Cypress as Frontend developer

Cypress as Frontend developer

As a frontend developer you will interact with backend developers more than you will interact with your family members, so keeping the good relationship is the main thing you need to focus on.

When everything goes right, everybody is happy, but when one thing goes wrong, not nesserely everybody should feel sad.

To keep the good relationship we need to remove all the confusing things from the workflow and everybody should speak the same language.

Let's pick a case that everybody will pass on :

You create a view with Angular, Vue or React, you consumed mock services and everything looks OK,

Then it comes the moment of truth when you will connect the frontend view with the backend service/API, you implemented it and it didn't work you will contact the backend developer and he will tell you that his service work like a charm.

You invite him to look at the result and he admitted that there's a bug need to fix.

After he fixes his code, two things can happen :

The bug fixed and everything goes right.

The bug persists and you show him the scenario again and we loop through this until we get everything OK, if we did not break other parts of the App.

That's Ok but, this takes time and energy.

Here's I start a searching for automation, then to end to end testing, to simulate everything, and here's my experience :

I found Cypress and start writing my tests for my views and after each view or service implementation, then the worrying start decreasing.

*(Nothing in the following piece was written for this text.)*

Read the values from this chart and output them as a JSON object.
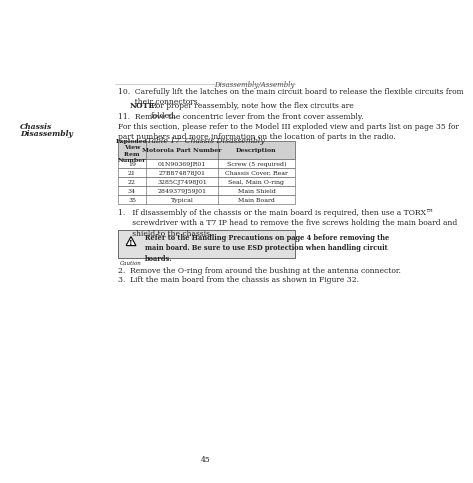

With the (e2e) end to end testing, you stop worrying about regression and focusing on the new functionalities that need to implement.

With that, the relation between the front and back Team start recovering.

If the test fails I made a video of the issue and send it the concerned person, otherwise I invite him to watch the scenario fails ?

I start being less exhausted as a Front-end developer.

Next step, is to add the e2e test, to the DevOps pipeline.

And you, how are you dealing with the regressions?